VR version <version>
VR date <date>
These tell which version this entry refers to. The first form is
used for things with named versions, the second is used for
something which is regularly updated. The date, for the second
format, is yymmdd, and specifies the date the thing was last
updated. Some things are so continuously updated that they
should not have a version; for them, leave this line blank.
AU <user>@<site> (<name>)
This is the person or persons who wrote the thing. If there
is more than one author, use more than one line.
MA <user>@<site> (<name>)
This is who is maintaining the item. If the item is not being
maintained, leave this blank. If several people are
maintaining it, use several lines. Note that anyone whose name
is on one of these lines can expect e-mail about the item.
EN <user>@<site> (<name>) <date>
This is the person responsible for the entry and the date on
which the entry was added or updated.
TT <title>
A title for the item.
KW <keyword>,...
Keywords describing the item. Some good kinds of keywords:
`all-source', which means that all the source (other than that
of the tools mentioned below) needed is included;
`public-domain', which indicates that the item is in the public
domain.
SY <hardware>[:<hw add-ons},...];<software>[:<sw add-ons},...];
<effort-needed>;<tools-needed>
For each system this item runs on (or must be used on), there
should be one of these lines. The fields are:
1) The hardware it runs on. If it runs on any hardware which a
particular OS runs on, the entry is `any'. If the item
needs hardware other than the standard for the system, add
words for it after a colon.
2) The OS it runs under. There are several generic names like
`unix' or `sysv-unix'. Optional OS things which are needed
are indicated the same way hardware options are. Also,
software which is not listed in this database which is
needed to make this item go is listed here. For example,
were this item to be a Dbase program, this field would be:
MS-DOS:Dbase-II.
3) How much effort is needed to make it go. If following the
directions is sufficient, the entry is `install'.
4) This entry contains any tools, not normally available on
your system, which one must have in order to build or use
this item. All items which are in this section must also
have their own entries in the information directory.
DE <some text>
This is a short descrpiton of the item.

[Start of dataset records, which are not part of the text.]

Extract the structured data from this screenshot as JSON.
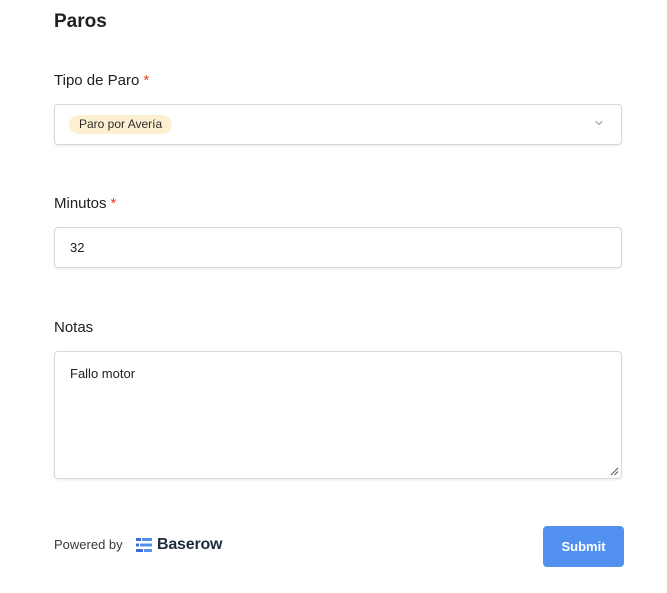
{
  "form": {
    "title": "Paros"
  },
  "fields": {
    "tipo_de_paro": {
      "label": "Tipo de Paro",
      "required_mark": "*",
      "selected_value": "Paro por Avería",
      "chip_color": "#fdf0d1"
    },
    "minutos": {
      "label": "Minutos",
      "required_mark": "*",
      "value": "32"
    },
    "notas": {
      "label": "Notas",
      "value": "Fallo motor"
    }
  },
  "footer": {
    "powered_by": "Powered by",
    "brand_name": "Baserow",
    "submit_label": "Submit"
  },
  "icons": {
    "select_chevron": "chevron-down-icon",
    "brand_logo": "baserow-logo-icon",
    "resize": "resize-handle-icon"
  },
  "colors": {
    "required": "#e8412c",
    "submit_button": "#5190ef",
    "brand_text": "#1e2b3c"
  }
}
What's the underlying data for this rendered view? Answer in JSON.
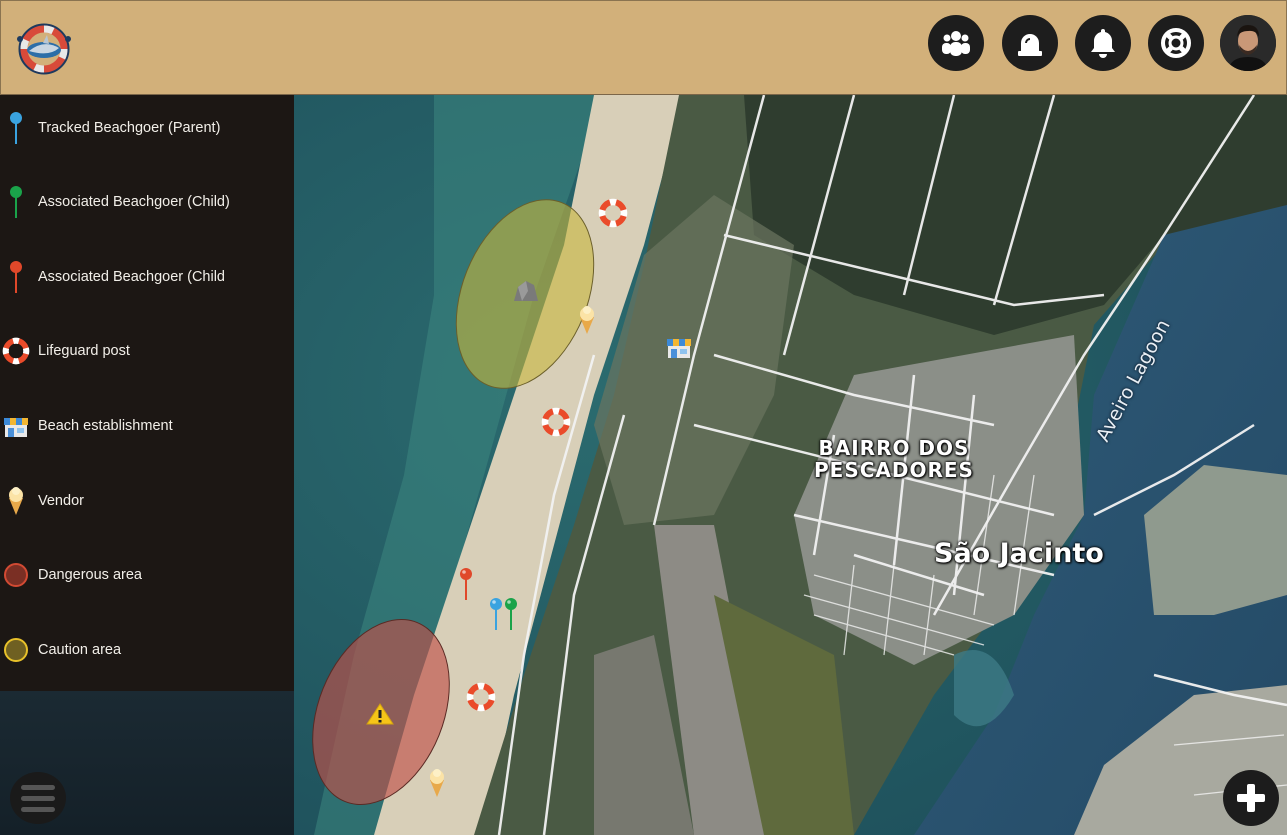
{
  "header": {
    "logo_icon": "lifebuoy-shark-logo",
    "buttons": [
      {
        "name": "group-icon"
      },
      {
        "name": "alarm-siren-icon"
      },
      {
        "name": "bell-icon"
      },
      {
        "name": "lifebuoy-icon"
      }
    ],
    "avatar": "user-avatar",
    "background": "#d2b07a"
  },
  "legend": {
    "items": [
      {
        "label": "Tracked Beachgoer (Parent)",
        "icon": "blue-pin-icon",
        "color": "#3aa3e0"
      },
      {
        "label": "Associated Beachgoer (Child)",
        "icon": "green-pin-icon",
        "color": "#1aa34a"
      },
      {
        "label": "Associated Beachgoer (Child",
        "icon": "red-pin-icon",
        "color": "#e0482a"
      },
      {
        "label": "Lifeguard post",
        "icon": "lifebuoy-icon",
        "color": "#ea4b2a"
      },
      {
        "label": "Beach establishment",
        "icon": "shop-icon",
        "color": "#4a90d9"
      },
      {
        "label": "Vendor",
        "icon": "ice-cream-icon",
        "color": "#f3c96a"
      },
      {
        "label": "Dangerous area",
        "icon": "red-circle-icon",
        "color": "#d24a33"
      },
      {
        "label": "Caution area",
        "icon": "yellow-circle-icon",
        "color": "#e8c12a"
      }
    ]
  },
  "map": {
    "labels": {
      "bairro": "BAIRRO DOS\nPESCADORES",
      "sao": "São Jacinto",
      "lagoon": "Aveiro Lagoon"
    },
    "zones": [
      {
        "type": "caution",
        "color": "#c8b53c"
      },
      {
        "type": "danger",
        "color": "#c0524a"
      }
    ]
  },
  "controls": {
    "menu": "hamburger-menu-icon",
    "add": "plus-icon"
  }
}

This should be kept
brief; putting the man page here is not appropriate.
Here is an entry, suitable for the databases created through
comp.archives.
NM free-distribution-database
VR
AU bill@twwells.UUCP (T. William Wells)
MA bill@twwells.UUCP (T. William Wells)
EN bill@twwells.UUCP (T. William Wells) Fri Nov 11 00:56:16 EST 1988
TT Database of freely distributable, electronically accessible information.
KW database,public-domain
SY any;any;;
DE This database is constructed from the information that passes
DE through comp.archives. It contains information on any software,
DE databases, documents, or what-have-you, that is both freely
DE distributable and available electronically. "Freely
DE distributable" means that, if you have a copy of the item, you
DE can (at least) make exact copies and give them away, and you
DE don't have to tell the owner of the item (if any) that you have
DE done so. "Electronically available" means that it is either
DE accessible through a publicly accessible network, or is available
DE by a means that does not involve paying a fee to the
DE distributor. This information is provided as a free service and
DE there is *no one* guaranteeing that any of it is accurate or
DE useful. Use it your own risk.
---
The site index ties the previous two databases together.
This is the format:
<name>;<version>;<archive>;<access-tag>;<handle>;<size>;
<date>;<tools>;<comments>
The first two fields link this entry to an entry in the info
database; they correspond to the NM and VR fields. If this
file is not listed in the database, these fields are blank.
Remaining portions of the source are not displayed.